Butterflies in Space

One of the personal items that perished with Israeli astronaut Colonel Ilan Ramon when he died in the Columbia space shuttle disaster on February 1, 2003 was a drawing called Mountains of the Moon made by Petr Ginz in Terezín.

Petr Ginz was a 14-year-old Jewish boy killed in Auschwitz. Terezín or Theresienstadt is a town in the Czech Republic where Jews from Bohemia and Moravia were held before the Nazis shipped them off to death camps. Altogether 15,000 children passed through Terezín. Only 150 survived.

Pavel Friedmann, a poet, also passed through Terezín.  While there he wrote a poem about a yellow butterfly which was the last butterfly he saw before he too was shipped off to die in the ovens at Auschwitz:

Such, such a yellow
Is carried lightly ‘way up high.
It went away I’m sure because it wished
to kiss the world goodbye.

Ilan Ramon did not want to kiss the world goodbye.  He wanted to send it a message.

“There is no better place to emphasize the unity of people in the world than flying in space,” he said before liftoff. “We are all the same people, we are all human beings, and I believe that most of us, almost all of us, are good people.”

Yes, Terezín and Auschwitz along with Hiroshima and Nagasaki (the two cities destroyed by atom bombs in World War II), the Israeli/Palestinian conflict, and escalating violence in India, Myanmar, Africa and elsewhere are indications of how low we can fall as a result of the darker aspects of our nature. But space flight is an indication of how high our ability to reason and work together can take us. In the 21st century, we may explore the heavens or, as Lord Louis Mountbatten put it,

“It could all be over in a matter of days. And when it is all over what will the world be like? Our fine great buildings, our homes will exist no more. The thousands of years it took to develop our civilization will have been in vain. Our works of art will be lost. Radio, television, newspapers will disappear. There will be no means of transport. There will be no hospitals. No help can be expected for the few mutilated survivors in any town to be sent from a neighboring town – there will be no neighboring towns left, no neighbors, there will be no help, there will be no hope.”

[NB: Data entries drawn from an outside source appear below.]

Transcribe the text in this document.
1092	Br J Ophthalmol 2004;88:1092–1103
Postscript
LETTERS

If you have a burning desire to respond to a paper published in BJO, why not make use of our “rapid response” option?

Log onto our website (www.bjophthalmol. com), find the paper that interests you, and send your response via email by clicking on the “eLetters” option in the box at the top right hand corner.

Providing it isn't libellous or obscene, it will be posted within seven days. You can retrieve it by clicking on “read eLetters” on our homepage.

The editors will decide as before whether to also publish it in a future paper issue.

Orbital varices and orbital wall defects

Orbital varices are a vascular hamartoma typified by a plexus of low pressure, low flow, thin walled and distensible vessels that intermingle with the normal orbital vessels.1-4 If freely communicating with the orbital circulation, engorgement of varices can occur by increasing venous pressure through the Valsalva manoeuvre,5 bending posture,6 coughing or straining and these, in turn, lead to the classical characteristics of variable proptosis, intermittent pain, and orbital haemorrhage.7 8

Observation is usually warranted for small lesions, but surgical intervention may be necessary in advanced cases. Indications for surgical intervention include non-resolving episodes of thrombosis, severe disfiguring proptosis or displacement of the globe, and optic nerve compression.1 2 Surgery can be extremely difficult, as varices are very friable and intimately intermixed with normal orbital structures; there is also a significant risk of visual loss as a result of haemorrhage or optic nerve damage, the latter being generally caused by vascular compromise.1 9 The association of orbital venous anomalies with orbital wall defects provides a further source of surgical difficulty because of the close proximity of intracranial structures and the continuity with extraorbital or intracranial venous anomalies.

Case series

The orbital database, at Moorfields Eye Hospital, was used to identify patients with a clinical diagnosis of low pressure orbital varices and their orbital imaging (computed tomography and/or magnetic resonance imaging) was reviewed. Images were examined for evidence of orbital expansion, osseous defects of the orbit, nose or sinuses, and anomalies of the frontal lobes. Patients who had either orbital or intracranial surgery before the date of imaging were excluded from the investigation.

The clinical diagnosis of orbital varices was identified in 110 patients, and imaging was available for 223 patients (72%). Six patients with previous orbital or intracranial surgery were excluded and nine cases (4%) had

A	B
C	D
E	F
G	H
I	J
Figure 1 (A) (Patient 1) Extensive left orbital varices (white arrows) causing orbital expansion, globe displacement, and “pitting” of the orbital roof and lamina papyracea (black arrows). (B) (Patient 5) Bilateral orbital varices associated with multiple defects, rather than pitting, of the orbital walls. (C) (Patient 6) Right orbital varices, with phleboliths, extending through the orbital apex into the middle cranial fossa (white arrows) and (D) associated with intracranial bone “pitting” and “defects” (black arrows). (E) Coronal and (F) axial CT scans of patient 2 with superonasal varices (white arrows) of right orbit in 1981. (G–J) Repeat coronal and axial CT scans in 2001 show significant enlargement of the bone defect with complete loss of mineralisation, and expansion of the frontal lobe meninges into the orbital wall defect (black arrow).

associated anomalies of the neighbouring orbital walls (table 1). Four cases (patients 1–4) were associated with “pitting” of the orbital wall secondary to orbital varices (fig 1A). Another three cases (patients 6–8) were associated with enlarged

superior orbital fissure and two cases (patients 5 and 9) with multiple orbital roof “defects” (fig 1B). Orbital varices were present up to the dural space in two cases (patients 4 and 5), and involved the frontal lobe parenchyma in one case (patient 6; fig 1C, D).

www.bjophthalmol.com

Indeed today we are, in Lord Mountbatten’s words, “on the brink of a final abyss” and ought to be applying the same reasoning process that has given us an ongoing revolution in the sciences to the question of how to design a just, peaceful and sustainable world order.  In short, the ability to reason has given us computers and iPhones, roads and bridges, longer lifetimes and footprints on the moon. Yet despite the foundation of the United Nations and its drafting of the Universal Declaration of Human Rights, a document that Eleanor Roosevelt referred to as a “common standard of achievement for all peoples of all nations,” it has not enabled us to establish a just and peaceful world order in which everyone’s human rights are realized.

Why not?  That is something the Kemper Human Rights Education Foundation hopes educators around the world will motivate the best and brightest of their students to think about.   Therefore, it is offering prizes of $4000, $2000, and $1000 to high school students who submit the best answers to the following question formulated before October 7 and its aftermath.

This year Amina J. Mohammed the Deputy Secretary-General of the United Nations noted the world is facing the highest number of violent conflicts since the Second World War; the International Criminal Court issued an arrest warrant for Vladimir Putin; and Chileans marked the 50th anniversary of the overthrow of their democratically elected government and the inauguration of the brutal Pinochet dictatorship. Considering these and other matters, if you were asked to give a talk on December 10 commemorating the 75th anniversary of the Universal Declaration of Human Rights, what would you say about its effectiveness and its value going forward? Does it need to be revised to achieve its goals, or can it be effective in its current form?

That, of course, is a question all of us, not just high school students, should be asking ourselves in these trying times.